Jakarta (ANTARA) - Komisi Pemberantasan Korupsi (KPK) menyita lahan kelapa sawit seluas 33 ribu meter persegi di Kabupaten Padang Lawas, Sumatera Utara terkait kasus yang menjerat mantan Sekretaris Mahkamah Agung (MA) Nurhadi (NHD).
"Luas lahan kebun sawit yang dilakukan penyitaan kurang lebih 33 ribu meter persegi yang terletak di Desa Padang Bulu Lama, Kecamatan Barumun Selatan, Kabupaten Padang Lawas, Sumut," ucap Plt Juru Bicara KPK Ali Fikri dalam keterangannya di Jakarta, Kamis.
Selain itu, kata Ali, Penyidik KPK juga melakukan penyitaan uang tunai dari salah satu saksi sebesar Rp100 juta yang diduga dari hasil pengelolaan lahan kelapa sawit tersebut.

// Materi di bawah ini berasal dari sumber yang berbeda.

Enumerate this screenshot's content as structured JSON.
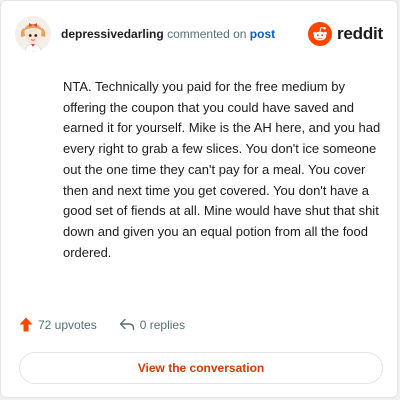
{
  "header": {
    "username": "depressivedarling",
    "action_text": "commented on",
    "post_link": "post",
    "brand": "reddit"
  },
  "comment": {
    "body": "NTA. Technically you paid for the free medium by offering the coupon that you could have saved and earned it for yourself. Mike is the AH here, and you had every right to grab a few slices. You don't ice someone out the one time they can't pay for a meal. You cover then and next time you get covered. You don't have a good set of fiends at all. Mine would have shut that shit down and given you an equal potion from all the food ordered."
  },
  "stats": {
    "upvotes": "72 upvotes",
    "replies": "0 replies"
  },
  "cta": {
    "label": "View the conversation"
  },
  "icons": {
    "avatar": "avatar-icon",
    "logo": "reddit-logo-icon",
    "upvote": "upvote-arrow-icon",
    "reply": "reply-arrow-icon"
  },
  "colors": {
    "brand_orange": "#ff4500",
    "upvote": "#ff4500",
    "cta_text": "#d93a00",
    "link_blue": "#0a5cc8"
  }
}
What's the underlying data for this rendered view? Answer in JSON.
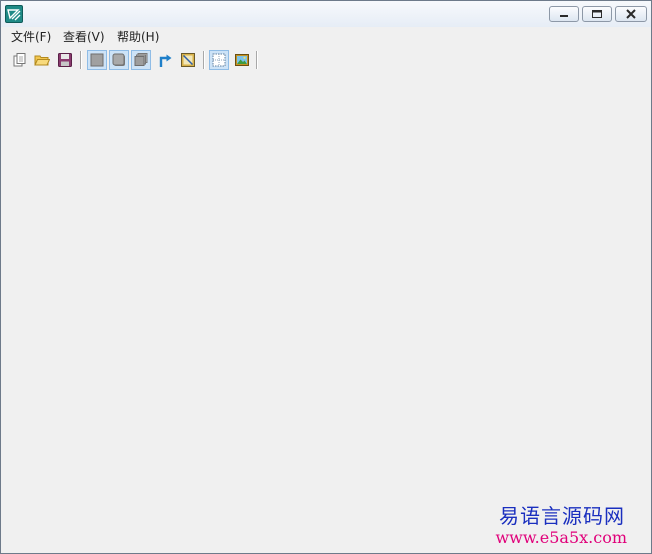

Baca juga: KPK panggil karyawan -mahasiswa saksi kasus suap perkara di MA
Ia mengatakan sejak Selasa (1/9), tim Penyidik KPK kembali berkoordinasi Kepala Kejaksaan Negeri Padang Lawas Kristanti Yuni Purnawanti untuk melanjutkan proses penyidikan kasus suap dan gratifikasi terkait perkara di MA pada tahun 2011-2016 dengan tersangka Nurhadi dan kawan-kawan.
"Hari Rabu (2/9), Penyidik KPK kembali melakukan pemeriksaan saksi-saksi dan juga melakukan penyitaan aset yang diduga terkait dengan tersangka NHD berupa lahan kebun sawit dan dokumen pendukungnya yang terletak di Kabupaten Padang Lawas, Sumut," tuturnya.
Ia mengatakan penyitaan tersebut disaksikan oleh perangkat desa dan pihak yang menguasai dan mengetahui terkait aset tersebut untuk memastikan legalitas dan lokasi atas lahan kelapa sawit dimaksud.
Sebelumnya, KPK juga telah menyita lahan kelapa sawit sekitar 530,8 hektare di Kabupaten Padang Lawas terkait kasus Nurhadi tersebut.
"KPK akan terus berupaya maksimal dalam penyidikan ini dengan terus mengejar aset-aset yang diduga hasil kejahatan dalam perkara dimaksud," ujar Ali.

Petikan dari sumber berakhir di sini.